AI should be smart enough to aid security partitioners in assessing risk across disparate events, prioritize a deluge of tasks, and in making judgment calls and decisions. It should help them understand the scope of an attack, separate the needle from the haystack, and identify correlations.

Proactive suggestions

AI should go beyond one-off stateless answers to a specific question and be able to string together the broader context and intent of an entire line of questioning. With the broader context, it should proactively make suggestions to partitioners on further queries, actions, and next steps helping to get a solution or resolution faster.

Takes action

AI should simplify the human to user interface (UI) interactions by providing a natural language interface to visualize results and execute actions directly in chat. For example, it should be able to help partitioners patch vulnerabilities, guide them through the UI, create a threat detection rule, and more.
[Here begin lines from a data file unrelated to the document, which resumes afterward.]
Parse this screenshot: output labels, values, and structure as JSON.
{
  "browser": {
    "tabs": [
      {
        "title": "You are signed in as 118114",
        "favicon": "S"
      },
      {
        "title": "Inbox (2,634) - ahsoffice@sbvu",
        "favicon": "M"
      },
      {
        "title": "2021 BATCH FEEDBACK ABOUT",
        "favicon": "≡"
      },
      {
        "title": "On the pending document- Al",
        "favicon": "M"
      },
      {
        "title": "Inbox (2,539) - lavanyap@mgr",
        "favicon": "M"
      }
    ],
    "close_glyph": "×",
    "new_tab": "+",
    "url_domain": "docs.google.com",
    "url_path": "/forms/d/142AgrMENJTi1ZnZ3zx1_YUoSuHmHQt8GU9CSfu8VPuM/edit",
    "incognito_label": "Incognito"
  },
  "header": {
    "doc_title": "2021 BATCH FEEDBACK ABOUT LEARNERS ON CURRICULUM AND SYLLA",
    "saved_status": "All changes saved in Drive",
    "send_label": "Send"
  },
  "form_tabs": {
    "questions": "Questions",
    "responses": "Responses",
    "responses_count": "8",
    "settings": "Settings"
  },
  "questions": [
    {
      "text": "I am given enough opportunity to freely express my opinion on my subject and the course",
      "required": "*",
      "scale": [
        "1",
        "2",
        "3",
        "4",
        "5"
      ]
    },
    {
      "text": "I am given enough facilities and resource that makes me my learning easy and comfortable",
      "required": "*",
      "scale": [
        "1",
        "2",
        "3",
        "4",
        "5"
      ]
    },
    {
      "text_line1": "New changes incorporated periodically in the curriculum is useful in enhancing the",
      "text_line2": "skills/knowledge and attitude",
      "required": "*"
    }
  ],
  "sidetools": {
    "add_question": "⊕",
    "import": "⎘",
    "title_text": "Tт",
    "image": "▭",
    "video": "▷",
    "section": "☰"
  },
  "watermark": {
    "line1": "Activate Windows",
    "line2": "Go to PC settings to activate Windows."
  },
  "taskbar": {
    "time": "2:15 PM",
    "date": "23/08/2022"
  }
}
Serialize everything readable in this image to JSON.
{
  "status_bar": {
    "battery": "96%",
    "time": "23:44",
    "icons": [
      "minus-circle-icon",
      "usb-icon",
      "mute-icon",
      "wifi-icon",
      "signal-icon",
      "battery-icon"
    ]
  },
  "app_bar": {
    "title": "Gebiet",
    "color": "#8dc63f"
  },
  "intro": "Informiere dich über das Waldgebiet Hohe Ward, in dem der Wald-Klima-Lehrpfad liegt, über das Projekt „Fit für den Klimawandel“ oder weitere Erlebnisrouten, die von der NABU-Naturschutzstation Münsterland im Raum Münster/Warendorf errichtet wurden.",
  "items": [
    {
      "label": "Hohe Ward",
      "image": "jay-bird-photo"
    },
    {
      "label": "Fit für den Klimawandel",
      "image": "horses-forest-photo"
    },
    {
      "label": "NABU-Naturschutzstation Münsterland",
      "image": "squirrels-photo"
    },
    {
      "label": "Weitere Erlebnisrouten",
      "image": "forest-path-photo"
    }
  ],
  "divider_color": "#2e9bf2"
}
Reducing hallucinations and safeguarding privacy

Two common concerns around generative AI are hallucinations and privacy. Hallucinations are when the AI just pulls something from the ether and makes up an answer that oftentimes sounds convincing, but is ultimately incorrect. Additionally, many organizations are concerned about sharing their data to help train LLMs because they fear it may accidentally expose their data and compromise privacy. To address these concerns, a key architecture approach is to use an intermediary controller that mediates user interactions with AI and has the capability to use multiple LLMs to take advantage of the strengths of each. The controller should provide expert guidance, validate the accuracy of the responses from AI to prevent hallucinations. It also acts as a filter to anonymize sensitive user data before it is sent to the LLM to help address privacy issues.

AI makes security practitioners better

This generative AI architecture for cloud security helps bring AI along the side of any security partitioner and presents them with knowledge and context they need in a timely and focused manner. It enhances decision making by combining the collective intuition of human experts and continuous learning from LLMs. It can help better prioritize risks, speed investigation and response times, and simplify cloud security for everyone whether you are a security expert or not.